March, passes his thesis exam at the Politecnico and receives his doctorate in architecture the following month. The diploma is made out to “Saul Steinberg…of the Hebrew race.”
Graduation ends his legal residence in Italy and he must find refuge elsewhere. His family and Civita fail to get him a US visa. Henrietta Danson enlists the aid of her boss, newspaper publisher Cornelius Vanderbilt, Jr. Along with Civita, they approach the Dominican Republic Resettlement Association.
July, receives a visa for the Dominican Republic and, from his family and Civita, a ticket on a boat leaving Lisbon for Ciudad Trujillo (now Santo Domingo) via New York.

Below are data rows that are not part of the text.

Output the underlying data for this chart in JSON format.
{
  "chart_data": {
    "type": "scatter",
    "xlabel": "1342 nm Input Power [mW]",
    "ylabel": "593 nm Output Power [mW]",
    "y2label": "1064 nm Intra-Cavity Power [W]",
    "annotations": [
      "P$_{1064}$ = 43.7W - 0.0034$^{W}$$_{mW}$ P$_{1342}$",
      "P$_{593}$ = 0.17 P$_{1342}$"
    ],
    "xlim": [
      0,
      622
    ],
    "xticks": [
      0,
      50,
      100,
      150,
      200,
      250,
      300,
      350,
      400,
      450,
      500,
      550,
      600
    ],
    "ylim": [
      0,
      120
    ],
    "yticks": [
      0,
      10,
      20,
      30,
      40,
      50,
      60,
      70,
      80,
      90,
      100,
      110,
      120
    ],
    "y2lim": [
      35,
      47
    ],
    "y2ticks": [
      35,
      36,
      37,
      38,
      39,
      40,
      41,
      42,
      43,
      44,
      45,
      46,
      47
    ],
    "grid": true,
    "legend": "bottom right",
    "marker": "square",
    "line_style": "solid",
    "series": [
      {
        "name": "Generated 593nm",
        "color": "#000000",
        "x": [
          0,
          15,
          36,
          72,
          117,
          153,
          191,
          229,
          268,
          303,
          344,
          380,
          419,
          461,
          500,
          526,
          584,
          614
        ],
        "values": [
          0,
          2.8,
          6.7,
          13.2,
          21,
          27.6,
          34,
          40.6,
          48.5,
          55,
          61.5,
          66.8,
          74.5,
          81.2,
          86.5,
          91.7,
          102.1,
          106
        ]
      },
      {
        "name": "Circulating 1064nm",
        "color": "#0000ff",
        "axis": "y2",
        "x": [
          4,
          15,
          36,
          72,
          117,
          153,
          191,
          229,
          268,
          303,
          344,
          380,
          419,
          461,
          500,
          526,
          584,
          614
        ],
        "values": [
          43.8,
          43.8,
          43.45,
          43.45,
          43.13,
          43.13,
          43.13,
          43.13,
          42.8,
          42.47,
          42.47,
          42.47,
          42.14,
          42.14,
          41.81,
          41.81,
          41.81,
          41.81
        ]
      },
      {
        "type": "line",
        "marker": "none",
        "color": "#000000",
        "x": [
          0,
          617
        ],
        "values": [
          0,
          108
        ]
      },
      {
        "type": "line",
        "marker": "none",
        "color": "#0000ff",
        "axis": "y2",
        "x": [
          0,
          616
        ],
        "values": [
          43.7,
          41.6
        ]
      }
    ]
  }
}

ST must obtain Spanish and Portuguese transit visas to get to Lisbon and a US transit visa to pass through New York.
September 6-7, with all but the US transit visa in hand, flies to Lisbon, but the Portuguese authorities stop him at the airport and force him to return to Milan. In May, his application for a tourist visa had been rejected because Portugal did not want an influx of “undesirable” Romanian Jews and he had been placed on an unwanted list by the secret police. The new transit visa had been issued in error. ST never knew why he had been turned back, but he always remembered September 6 as “my most dramatic disaster—my black Friday.”
November, Bertoldo and Settebello resume publishing his drawings, but without signature; also publishes a few works in other Italian newspapers and magazines.
December, the Romanian legation in Rome refuses to renew his passport. He is now officially stateless and subject to arrest and internment; sometimes lives in his apartment but also hides in the homes of friends. Spends time with Ada, Buzzi, and other friends; reads, visits galleries, and goes to the movies.